Tellingly, the original calls in the 1950s and 1960s for such a transferable right in one's personality were led in part by studio lawyers looking for better ways to control and profit from actors. This was particularly pressing for them after the demise of the star system's long-term employment contracts in the 1940s, which courts had struck down as unconstitutional. A transferable right of publicity would enable producers to stop actors from making appearances the studios didn't like, and from doing endorsements or appearing on competing merchandise without studio approval.
It therefore is ironic that it is now SAG-AFTRA calling for such transferability. It will primarily be aspiring actors, voiceover artists, models, singers and other performers who sign away their rights, either unwittingly, or because such transfers of rights will be made a requirement to get an agent, or a recording deal, or a job.
Even if those up-and-coming actors wind up hitting it big and become famous, they may not be able to reclaim the rights to their own identities that they assigned early on in their careers, or they will have to pay a windfall to someone who is exploiting them to escape from under such assignments. Child-actors may be particularly at risk as parents may sign away the rights to their children's own names and likenesses, rights that the children cannot regain when they turn eighteen.

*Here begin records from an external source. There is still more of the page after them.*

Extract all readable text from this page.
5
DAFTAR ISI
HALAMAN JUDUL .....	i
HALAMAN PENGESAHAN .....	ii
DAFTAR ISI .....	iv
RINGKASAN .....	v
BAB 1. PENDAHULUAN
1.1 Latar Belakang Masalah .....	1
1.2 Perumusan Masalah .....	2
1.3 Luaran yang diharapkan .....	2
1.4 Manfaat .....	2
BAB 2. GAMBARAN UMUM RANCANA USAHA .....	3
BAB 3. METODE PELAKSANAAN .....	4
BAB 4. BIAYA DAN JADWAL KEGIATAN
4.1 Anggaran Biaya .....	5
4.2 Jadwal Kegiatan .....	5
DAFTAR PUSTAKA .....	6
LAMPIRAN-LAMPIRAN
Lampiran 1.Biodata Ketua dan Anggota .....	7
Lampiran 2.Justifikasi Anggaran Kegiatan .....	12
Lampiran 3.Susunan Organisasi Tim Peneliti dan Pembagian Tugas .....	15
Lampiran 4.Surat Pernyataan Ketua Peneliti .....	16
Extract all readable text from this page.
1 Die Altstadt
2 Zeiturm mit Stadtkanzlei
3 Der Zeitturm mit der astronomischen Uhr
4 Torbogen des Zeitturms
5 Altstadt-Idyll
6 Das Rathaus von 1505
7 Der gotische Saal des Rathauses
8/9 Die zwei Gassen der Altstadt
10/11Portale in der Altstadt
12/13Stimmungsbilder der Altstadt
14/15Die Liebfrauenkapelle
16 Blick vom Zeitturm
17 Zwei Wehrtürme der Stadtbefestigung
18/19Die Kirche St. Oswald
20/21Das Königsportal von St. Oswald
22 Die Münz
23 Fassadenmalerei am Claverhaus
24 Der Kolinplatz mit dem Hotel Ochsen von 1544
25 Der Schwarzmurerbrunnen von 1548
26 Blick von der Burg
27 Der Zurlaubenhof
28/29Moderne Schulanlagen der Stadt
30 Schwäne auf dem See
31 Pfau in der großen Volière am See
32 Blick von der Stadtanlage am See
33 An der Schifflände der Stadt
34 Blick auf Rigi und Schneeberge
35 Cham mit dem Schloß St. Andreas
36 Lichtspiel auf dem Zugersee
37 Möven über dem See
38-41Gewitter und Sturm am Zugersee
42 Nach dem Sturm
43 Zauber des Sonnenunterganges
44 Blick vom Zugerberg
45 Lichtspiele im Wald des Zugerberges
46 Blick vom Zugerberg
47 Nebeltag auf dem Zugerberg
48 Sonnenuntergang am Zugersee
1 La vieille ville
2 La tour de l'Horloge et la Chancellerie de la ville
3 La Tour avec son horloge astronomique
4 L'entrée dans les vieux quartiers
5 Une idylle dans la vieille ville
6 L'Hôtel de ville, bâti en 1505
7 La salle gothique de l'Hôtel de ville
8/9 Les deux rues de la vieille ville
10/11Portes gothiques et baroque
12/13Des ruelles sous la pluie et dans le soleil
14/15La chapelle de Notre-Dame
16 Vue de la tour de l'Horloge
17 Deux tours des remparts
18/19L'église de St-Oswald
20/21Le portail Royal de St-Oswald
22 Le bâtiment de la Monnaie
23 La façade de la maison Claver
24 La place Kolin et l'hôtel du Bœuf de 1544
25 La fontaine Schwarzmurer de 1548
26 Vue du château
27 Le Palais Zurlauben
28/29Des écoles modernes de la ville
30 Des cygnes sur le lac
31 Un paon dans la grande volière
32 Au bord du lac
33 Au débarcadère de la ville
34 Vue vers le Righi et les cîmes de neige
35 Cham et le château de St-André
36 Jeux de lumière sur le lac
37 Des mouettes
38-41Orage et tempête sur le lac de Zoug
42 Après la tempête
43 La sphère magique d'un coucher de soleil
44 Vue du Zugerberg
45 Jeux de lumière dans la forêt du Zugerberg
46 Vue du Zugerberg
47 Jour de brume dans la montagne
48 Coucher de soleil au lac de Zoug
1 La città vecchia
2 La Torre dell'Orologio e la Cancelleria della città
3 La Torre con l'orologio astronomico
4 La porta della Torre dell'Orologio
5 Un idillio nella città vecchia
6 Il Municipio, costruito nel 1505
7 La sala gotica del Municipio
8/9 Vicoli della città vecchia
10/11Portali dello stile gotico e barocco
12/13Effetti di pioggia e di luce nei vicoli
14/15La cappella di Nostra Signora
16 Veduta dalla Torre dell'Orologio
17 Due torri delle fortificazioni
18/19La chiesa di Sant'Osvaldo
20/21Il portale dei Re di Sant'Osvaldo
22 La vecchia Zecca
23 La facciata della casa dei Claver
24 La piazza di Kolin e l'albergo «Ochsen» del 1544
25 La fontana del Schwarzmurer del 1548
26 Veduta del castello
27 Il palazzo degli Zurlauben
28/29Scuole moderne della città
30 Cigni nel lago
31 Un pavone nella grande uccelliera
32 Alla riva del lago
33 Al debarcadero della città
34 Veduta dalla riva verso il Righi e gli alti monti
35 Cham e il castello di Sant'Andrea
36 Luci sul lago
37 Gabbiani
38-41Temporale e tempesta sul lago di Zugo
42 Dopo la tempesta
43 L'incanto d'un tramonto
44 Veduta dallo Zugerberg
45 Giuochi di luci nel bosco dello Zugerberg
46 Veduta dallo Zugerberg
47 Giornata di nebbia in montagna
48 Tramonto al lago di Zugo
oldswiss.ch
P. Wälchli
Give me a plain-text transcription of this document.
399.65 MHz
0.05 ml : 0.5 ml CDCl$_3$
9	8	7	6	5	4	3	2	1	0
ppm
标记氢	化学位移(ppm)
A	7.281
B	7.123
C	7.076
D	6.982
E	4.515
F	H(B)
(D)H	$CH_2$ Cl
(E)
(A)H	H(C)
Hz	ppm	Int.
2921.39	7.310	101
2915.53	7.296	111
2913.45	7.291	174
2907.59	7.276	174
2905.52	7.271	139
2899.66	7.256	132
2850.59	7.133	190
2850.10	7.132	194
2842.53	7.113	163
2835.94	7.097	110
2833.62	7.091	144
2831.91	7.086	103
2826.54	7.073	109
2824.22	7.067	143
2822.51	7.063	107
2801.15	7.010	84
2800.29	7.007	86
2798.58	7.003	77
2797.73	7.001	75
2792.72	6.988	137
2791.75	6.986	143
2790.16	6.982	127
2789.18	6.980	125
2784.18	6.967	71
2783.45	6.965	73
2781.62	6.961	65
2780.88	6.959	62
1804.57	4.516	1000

One of the driving forces behind SAG-AFTRA's perplexing advocacy for a freely transferable right is its effort to create postmortem rights for dead celebrities so that heirs and others (including corporations) can reap the rewards of income on the basis of these "delebs," long after they are gone. The economic value of such rights, however, is likely to be virtually zero for most of SAG-AFTRA's members. Elvis, Marilyn Monroe, Michael Jackson, and Marlon Brando have maintained their valuable images and likenesses after death, but the rank and file members of SAG are not going to generate big pay days for their heirs when they are gone.
Regardless of the merits of postmortem rights, there is no need to take rights away from the living to protect the heirs of the dead. Such truly eternal figures like Elvis have alternative avenues for their estates to protect rights in their names and likenesses, such as trademarks, without resorting to postmortem rights of publicity. Even if SAG-AFTRA is committed to extending the right of publicity beyond death, such laws can be drafted without risking everyone else's control over our own identities while we are alive. Efforts to stop the reanimation of actors can also be addressed by current laws, or by laws focused squarely on that issue, or even with collective bargaining efforts. But turning people into IP is a dangerous business, and not just in dystopian movies.
[This is the third post in a five-part series about issues raised in my book, The Right of Publicity: Privacy Reimagined for a Public World (Harvard University Press 2018).]